Merchants have long voiced concern about EMVCo's tokenization spec, which they say does not adequately meet their needs (see Tokenization: Why EMVCo Falls Short).
Conexxus, the technology arm of NACS, also has developed a spec for tokenization, but no software or payments providers have yet adopted it, I've been told.
The card brands and the PCI Security Standards Council have been pushing merchants to invest in P2P encryption and tokenization as they make their investments in EMV. Obviously, making all of these investments at once has proved problematic. And the worst part of all is that these smaller merchants really don't have many options, even if they did want to simultaneously launch EMV, P2P encryption and tokenization.
Because their transaction volumes are low, relative to big-box retailers, c-stores don't have a lot of leveraging power with processors and POS system and service providers. It's not easy for them to renegotiate or break contracts.

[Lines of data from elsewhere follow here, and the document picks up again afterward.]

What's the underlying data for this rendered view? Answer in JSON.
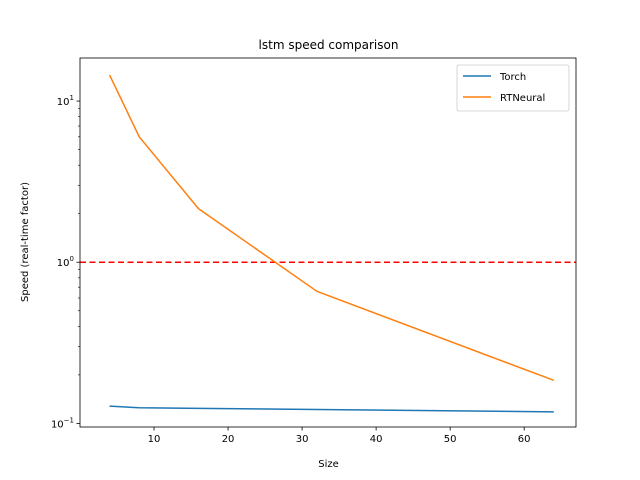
{
  "chart_data": {
    "type": "line",
    "title": "lstm speed comparison",
    "xlabel": "Size",
    "ylabel": "Speed (real-time factor)",
    "x": [
      4,
      8,
      16,
      32,
      64
    ],
    "xlim": [
      0,
      67.0
    ],
    "ylim": [
      0.095,
      18.5
    ],
    "yscale": "log",
    "xticks": [
      10,
      20,
      30,
      40,
      50,
      60
    ],
    "yticks": [
      {
        "value": 0.1,
        "base": "10",
        "exp": "−1"
      },
      {
        "value": 1,
        "base": "10",
        "exp": "0"
      },
      {
        "value": 10,
        "base": "10",
        "exp": "1"
      }
    ],
    "series": [
      {
        "name": "Torch",
        "color": "#1f77b4",
        "values": [
          0.128,
          0.125,
          0.124,
          0.122,
          0.118
        ]
      },
      {
        "name": "RTNeural",
        "color": "#ff7f0e",
        "values": [
          14.5,
          6.0,
          2.15,
          0.66,
          0.185
        ]
      }
    ],
    "reference_line": {
      "y": 1.0,
      "color": "#ff0000",
      "style": "dashed"
    },
    "legend": {
      "position": "top-right"
    },
    "grid": false
  }
}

And even if they have EMV in place, going through the certification process with card brands has been a long, drawn-out process, too, they say. Smaller merchants, like c-stores, have to wait in line behind larger retailers for certification, they say.
Yet, in spite of all of these hurdles, which are out of their control, the fraud liability shift affects c-stores in the same way it affects larger merchants. It may not be a c-store's fault that it's falling short of being EMV compliant, but the fraud will fall back on the c-store regardless.
One point I tried to stress during my presentation is that banks are concerned about the c-store industry's plight. I encouraged c-store operators to talk with their acquiring banks to gain guidance and perhaps leverage to renegotiate some of the contracts they have with processors and even POS providers.
Merchants are bank customers. And while we tend to focus on how bankers and merchants are often at odds, we have to remember that they are partners on many levels, too.